Dalam laporannya di bulan Oktober 1998, mengenai kerusuhan bulan Mei, TGPF (Tim Gabungan Pencari Fakta) meminta agar Prabowo diperiksa mengenai ketersangkutannya dalam kerusuhan-kerusuhan itu. Sejak itu media massa Indonesia dan luar negeri mengaitkan namanya dengan kata-kata seperti “rencana jahat”, kejam dan sembrono, “seorang fanatik yang haus kekuasaan”. Sebuah surat kabar Asia menulis: “Ia disebut benci pada orang Cina.” Keyakinan bahwa dialah yang mencetuskan kerusuhan-kerusuhan dan gagal mengekangnya telah masuk ke dalam buku-buku sejarah. “Sayalah monster di belakang segala-galanya,” kata Prabowo dengan ironi yang tidak disembunyikannya.

Kendati begitu, hampir dua tahun setelah Soeharto mengundurkan diri, belum juga ada bukti yang mengemuka yang menghubungkannya dengan kerusuhan-kerusuhan yang memicu pengunduran diri itu. Gambaran lengkap dari hari-hari itu masih saja kabur oleh cerita-cerita yang saling bertentangan dan dari narasumber-narasumber yang tidak bisa disebut namanya.

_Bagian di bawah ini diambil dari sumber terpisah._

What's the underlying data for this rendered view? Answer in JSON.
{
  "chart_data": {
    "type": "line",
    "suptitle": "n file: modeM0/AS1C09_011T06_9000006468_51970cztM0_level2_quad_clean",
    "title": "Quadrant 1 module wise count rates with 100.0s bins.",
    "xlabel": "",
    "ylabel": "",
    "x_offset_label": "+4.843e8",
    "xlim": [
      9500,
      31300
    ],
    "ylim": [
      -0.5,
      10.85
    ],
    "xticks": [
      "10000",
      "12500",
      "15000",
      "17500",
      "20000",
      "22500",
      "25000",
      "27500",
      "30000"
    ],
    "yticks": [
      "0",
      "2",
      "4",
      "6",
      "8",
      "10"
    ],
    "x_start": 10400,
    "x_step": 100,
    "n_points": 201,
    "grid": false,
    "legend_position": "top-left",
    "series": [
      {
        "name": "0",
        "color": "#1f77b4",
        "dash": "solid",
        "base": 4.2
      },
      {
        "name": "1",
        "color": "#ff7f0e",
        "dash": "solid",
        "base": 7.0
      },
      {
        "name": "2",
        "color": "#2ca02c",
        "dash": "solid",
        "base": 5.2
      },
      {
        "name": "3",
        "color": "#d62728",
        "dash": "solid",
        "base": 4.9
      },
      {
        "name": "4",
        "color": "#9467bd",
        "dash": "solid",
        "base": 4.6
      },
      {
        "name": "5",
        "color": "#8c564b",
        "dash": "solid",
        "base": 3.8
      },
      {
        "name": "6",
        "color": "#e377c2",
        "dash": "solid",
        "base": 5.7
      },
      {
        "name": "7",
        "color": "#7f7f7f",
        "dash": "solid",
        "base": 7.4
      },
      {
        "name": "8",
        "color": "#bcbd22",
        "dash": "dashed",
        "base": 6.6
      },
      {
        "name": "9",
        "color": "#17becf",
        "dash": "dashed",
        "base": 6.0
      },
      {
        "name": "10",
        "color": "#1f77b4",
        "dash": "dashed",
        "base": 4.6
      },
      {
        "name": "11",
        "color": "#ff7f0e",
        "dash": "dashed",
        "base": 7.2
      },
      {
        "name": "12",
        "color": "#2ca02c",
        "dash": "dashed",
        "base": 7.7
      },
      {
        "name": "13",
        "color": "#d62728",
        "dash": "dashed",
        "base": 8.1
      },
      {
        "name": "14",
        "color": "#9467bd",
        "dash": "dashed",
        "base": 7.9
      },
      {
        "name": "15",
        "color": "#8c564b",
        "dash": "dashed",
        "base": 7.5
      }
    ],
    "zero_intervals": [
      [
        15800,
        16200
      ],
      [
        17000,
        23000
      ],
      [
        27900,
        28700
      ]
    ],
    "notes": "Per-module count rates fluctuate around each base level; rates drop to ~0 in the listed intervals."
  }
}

Di bulan September 1998, Marzuki Darusman, yang pada waktu itu Ketua TGPF dan sekarang (tahun 2000) Jaksa Agung, mengungkapkan renungannya kepada wartawan: “Saya kira masalahnya bukan hanya sekedar Prabowo. Saya akui ia adalah pemegang rahasia yang ketat. Dan mungkin ia cenderung mengungkapkan sedikit kalau terpaksa.


Prabowo telah diadili oleh opini publik dan dinyatakan bersalah. Tetapi ia tidak pernah mendapat kesempatan untuk memberikan kesaksiannya. Ia kini menghabiskan seluruh waktunya di luar negeri, walaupun surat kabar-surat kabar setempat mengatakan bahwa ia mengadakan kunjungan singkat, yang tidak banyak diketahui orang di bulan Januari lalu, yang merupakan kunjungan pertamanya dalam rentang waktu 15 bulan (istrinya menetap di Indonesia, putra mereka belajar di Amerika Serikat).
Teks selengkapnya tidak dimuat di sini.